At Stanford, Meindl was a co-founder of the Center for Integrated Systems (CIS) with colleagues James Gibbons, also a future dean of Stanford Engineering, and Linvill. At the time, an integrated circuit consisted perhaps of a few thousand transistors on a single chip; today they number in the billions.

According to Plummer, the unprecedented 10,000-square-foot shared fabrication space and the CIS building itself were as much a social experiment as a technical one. The mere concept of housing various disciplines in one building ran “completely counter” to traditional university models, and still does at many institutions. While at CIS, Meindl was noted as an early champion of another Silicon Valley innovation: the university-industry partnership. He helped forge lasting relationships between Stanford and notable semiconductor companies, like Intel, Advanced Micro Devices, IBM and Hewlett-Packard.

Catching a wave

Later on, anticipating that power consumption, not speed or size, would become the major limiting factor on future chip performance, Meindl became a proponent of low-power electronics, which prized energy efficiency above all. In this regard, he was decades ahead of the industry, Plummer noted. The Institute of Electrical and Electronics Engineers (IEEE) said, “Meindl caught the low-power semiconductor wave when it was barely a ripple and brought generations of graduate students along for an exciting ride.”

In 1984, electrical engineering professors James D. Meindl (right) and John Hennessy (center) brainstorm with research engineer John Shott about the MIPS project, which simplified computers with RISC architecture. (Image credit: Chuck Painter / Stanford News Service)

Meindl authored several books, including the textbook Micropower Circuits, and no fewer than 600 technical papers, and was the founding editor of the IEEE Journal of Solid State Circuits. Meindl was frequently recognized with industry awards and accolades. In addition to the IEEE Medal of Honor, he was elected to membership in the National Academy of Engineering and the American Academy of Arts and Sciences, and was a Fellow of the American Association for the Advancement of Science.

James Donald Meindl was born on April 20, 1933, in Pittsburgh, Pennsylvania.
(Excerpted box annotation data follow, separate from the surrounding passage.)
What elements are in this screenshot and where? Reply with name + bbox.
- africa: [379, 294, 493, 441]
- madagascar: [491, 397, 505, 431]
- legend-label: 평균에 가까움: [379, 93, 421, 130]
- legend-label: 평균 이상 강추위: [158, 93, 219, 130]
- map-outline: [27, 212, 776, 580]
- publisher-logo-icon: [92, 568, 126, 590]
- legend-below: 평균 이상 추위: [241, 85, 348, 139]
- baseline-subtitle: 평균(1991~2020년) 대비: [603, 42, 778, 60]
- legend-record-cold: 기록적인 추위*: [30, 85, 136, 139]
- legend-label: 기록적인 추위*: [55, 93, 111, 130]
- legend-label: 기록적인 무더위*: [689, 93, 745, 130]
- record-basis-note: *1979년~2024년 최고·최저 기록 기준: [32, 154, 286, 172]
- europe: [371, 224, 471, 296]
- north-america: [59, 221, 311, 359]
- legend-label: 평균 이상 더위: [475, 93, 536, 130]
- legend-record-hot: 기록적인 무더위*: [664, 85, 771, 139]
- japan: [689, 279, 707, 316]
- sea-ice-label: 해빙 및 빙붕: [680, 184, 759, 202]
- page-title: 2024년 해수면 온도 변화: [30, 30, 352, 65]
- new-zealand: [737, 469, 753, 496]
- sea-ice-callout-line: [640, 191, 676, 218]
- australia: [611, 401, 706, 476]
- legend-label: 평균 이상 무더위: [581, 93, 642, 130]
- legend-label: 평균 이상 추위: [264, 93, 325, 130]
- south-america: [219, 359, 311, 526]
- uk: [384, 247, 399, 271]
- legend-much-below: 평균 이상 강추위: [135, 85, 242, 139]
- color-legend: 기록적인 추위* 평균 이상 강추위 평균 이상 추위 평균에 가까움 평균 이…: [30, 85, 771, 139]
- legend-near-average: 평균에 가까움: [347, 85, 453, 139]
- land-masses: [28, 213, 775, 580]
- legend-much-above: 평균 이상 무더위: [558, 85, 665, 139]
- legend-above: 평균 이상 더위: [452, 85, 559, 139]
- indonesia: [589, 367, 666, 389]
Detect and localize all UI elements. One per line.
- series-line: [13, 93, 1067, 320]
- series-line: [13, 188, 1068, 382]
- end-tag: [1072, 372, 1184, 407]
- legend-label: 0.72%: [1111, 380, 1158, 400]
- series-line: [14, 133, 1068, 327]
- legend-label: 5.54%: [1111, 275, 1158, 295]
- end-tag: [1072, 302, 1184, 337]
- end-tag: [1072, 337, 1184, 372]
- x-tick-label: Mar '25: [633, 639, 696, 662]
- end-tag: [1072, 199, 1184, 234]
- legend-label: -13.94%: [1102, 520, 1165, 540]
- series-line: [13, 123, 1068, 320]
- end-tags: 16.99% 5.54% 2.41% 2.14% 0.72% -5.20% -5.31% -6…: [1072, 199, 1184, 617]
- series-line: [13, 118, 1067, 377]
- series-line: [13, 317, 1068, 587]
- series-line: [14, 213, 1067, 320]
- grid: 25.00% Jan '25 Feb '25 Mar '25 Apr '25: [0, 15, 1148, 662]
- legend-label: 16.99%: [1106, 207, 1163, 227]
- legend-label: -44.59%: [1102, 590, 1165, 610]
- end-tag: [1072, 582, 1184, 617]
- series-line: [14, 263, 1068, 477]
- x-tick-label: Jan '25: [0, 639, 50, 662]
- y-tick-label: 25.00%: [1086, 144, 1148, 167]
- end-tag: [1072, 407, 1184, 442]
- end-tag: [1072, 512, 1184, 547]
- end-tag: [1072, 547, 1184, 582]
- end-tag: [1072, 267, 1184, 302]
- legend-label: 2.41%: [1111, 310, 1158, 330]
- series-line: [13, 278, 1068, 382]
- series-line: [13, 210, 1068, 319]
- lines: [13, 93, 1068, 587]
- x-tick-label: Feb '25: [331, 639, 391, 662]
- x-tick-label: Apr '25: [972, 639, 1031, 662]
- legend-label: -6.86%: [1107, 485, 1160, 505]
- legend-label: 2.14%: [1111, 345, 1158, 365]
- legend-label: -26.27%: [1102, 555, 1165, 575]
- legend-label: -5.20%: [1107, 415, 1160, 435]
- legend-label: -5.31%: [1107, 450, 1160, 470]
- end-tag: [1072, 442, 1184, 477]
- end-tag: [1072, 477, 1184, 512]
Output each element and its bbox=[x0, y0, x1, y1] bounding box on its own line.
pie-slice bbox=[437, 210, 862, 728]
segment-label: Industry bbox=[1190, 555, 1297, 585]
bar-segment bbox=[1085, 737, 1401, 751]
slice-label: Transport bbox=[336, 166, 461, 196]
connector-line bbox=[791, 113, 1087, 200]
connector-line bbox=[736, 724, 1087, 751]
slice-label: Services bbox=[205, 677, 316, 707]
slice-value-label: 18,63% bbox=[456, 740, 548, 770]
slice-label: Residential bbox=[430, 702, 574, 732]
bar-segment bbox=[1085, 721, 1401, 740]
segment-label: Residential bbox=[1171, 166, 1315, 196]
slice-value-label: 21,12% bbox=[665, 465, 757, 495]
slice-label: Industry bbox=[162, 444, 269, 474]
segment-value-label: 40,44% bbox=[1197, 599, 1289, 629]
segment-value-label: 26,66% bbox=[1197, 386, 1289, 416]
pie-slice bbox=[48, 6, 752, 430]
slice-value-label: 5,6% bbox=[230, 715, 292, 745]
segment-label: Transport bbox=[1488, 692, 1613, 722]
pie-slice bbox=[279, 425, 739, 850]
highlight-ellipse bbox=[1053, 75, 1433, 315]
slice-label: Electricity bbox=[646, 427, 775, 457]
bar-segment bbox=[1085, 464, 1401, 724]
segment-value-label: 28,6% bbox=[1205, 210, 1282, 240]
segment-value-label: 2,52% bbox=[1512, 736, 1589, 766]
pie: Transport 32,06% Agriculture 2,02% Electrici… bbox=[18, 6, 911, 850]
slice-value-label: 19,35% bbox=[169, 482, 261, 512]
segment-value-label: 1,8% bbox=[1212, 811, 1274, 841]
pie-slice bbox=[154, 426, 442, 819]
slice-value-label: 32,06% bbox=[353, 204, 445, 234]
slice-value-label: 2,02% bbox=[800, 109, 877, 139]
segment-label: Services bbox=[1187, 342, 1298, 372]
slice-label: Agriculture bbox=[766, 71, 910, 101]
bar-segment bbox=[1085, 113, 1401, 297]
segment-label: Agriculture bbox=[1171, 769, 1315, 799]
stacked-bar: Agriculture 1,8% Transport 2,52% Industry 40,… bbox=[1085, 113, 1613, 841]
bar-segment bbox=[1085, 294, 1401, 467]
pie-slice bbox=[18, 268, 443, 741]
He received his BS, MS and PhD degrees in electrical engineering from Carnegie Mellon University in 1955, 1956 and 1958, respectively. From 1965 to 1967, he was founding director of the Integrated Electronics Division of the U.S. Army Electronics Laboratories in Fort Monmouth, New Jersey.

He joined the Stanford faculty in 1967. In 1986, Meindl became provost of Rensselaer Polytechnic Institute. In 1993, he moved to Georgia Tech, where he was founding director of the Interconnect Focus Center. There, in true Meindl-ian multi-institutional, multidisciplinary fashion, he led a team of more than 60 researchers from Georgia Tech, MIT, Stanford, RPI, SUNY Albany and others. Meindl retired from Georgia Tech in 2013.

Meindl is survived by his wife, Frederica Meindl, of Greensboro, Georgia; son, Peter Meindl, of Riverside, Connecticut; daughter, Candace Fleming, of Orinda, California; and brother, Edward Meindl, of Pittsburgh, Pennsylvania. A cremation was performed. A memorial, organized by friends and colleagues at Stanford University, is planned for a later date; details will be forthcoming.